Je vous l'avais bien dit que quelque chose se préparait ! Mon sixième sens d'animal à longues oreilles ne m'avait pas menti. Il faut vraiment que je vous raconte tout ce qui m'est arrivé hier : de mémoire de lapin, on avait rarement vu ça !
Hier, l'appartement était vraiment totalement vide, propre, comme le jour de mon arrivée. JL a fini de tout enlever. Et puis, d'un coup, Mag est venu me voir. Elle m'a fait un calin. La traîtresse ! J'ai compris ensuite que c'était pour mieux m'amadouer. Parce que, de suite après, elle m'a poussé dans une espèce de boîte où il faisait sombre. Bon, d'accord, il y avait un bon gros tas de foin et de l'eau. Mais ça ressemblait tout de même fichtrement à un piège ! C'est que je pouvais à peine remuer, moi, là-dedans. Je voulais retourner dans ma cage géante mais pas question, il n'y avait pas d'issue. J'ai un peu balancé du foin dans tous les sens pour montrer mon mécontentement mais personne n'est venu à mon secours. J'ai donc décidé de prendre mon mal en patience.
Au bout d'un moment, j'ai entendu des voix. Un monsieur est venu et il avait l'air d'inspecter l'appartement. Il disait : "La tapisserie est un peu abîmée ici... Le volet roulant se ferme bien... Et patati et patata..." Ca a duré un bon moment. Jusqu'à ce que je me suis senti soulevé de terre. Tout le monde s'est dit au revoir et on m'a transporté jusqu'à la voiture. Je la connais bien celle-ci : j'y ai déjà fait plusieurs séjours mais jamais très longs et dans ma grande cage.

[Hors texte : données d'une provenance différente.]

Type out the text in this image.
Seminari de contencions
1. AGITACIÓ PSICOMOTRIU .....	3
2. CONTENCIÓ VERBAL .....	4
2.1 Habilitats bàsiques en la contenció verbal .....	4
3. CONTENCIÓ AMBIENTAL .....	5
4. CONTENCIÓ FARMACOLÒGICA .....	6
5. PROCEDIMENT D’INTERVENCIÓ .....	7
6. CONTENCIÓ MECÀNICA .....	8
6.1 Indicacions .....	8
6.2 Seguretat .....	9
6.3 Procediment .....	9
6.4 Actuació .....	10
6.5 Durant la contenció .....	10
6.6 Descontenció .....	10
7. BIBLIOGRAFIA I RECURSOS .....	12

Je me suis senti un peu rassuré : peut-être que la torture allait enfin se terminer. Mais non !
JL a essayé de me faire rentrer dans la voiture ou plutôt de faire rentrer ma boîte. Sauf que la voiture était vraiment pleine à craquer : on n'aurait pas pu y glisser la moindre petite oreille. Du coup, je me suis retrouvé aux pieds de Mag qui a bien eu du mal à prendre place. Je l'entendais râler. Je crois bien qu'elle avait les genoux sous le menton. Elle n'arrêtait pas de dire qu'ils auraient dû mieux calculer et emporter moins d'affaires. Maintenant, c'est trop tard et elle n'a plus qu'à faire le trajet comme ça, à moitié pliée, avec ses pieds qui raclent la cage dans laquelle je suis. Pour ce qui est du trajet, justement, nous voilà partis. Je reste bien sagement couché au fond de la boîte. Au fond, ça n'est pas si terrible que ça. Je n'ai qu'à être patient. Et puis, il y a de la musique.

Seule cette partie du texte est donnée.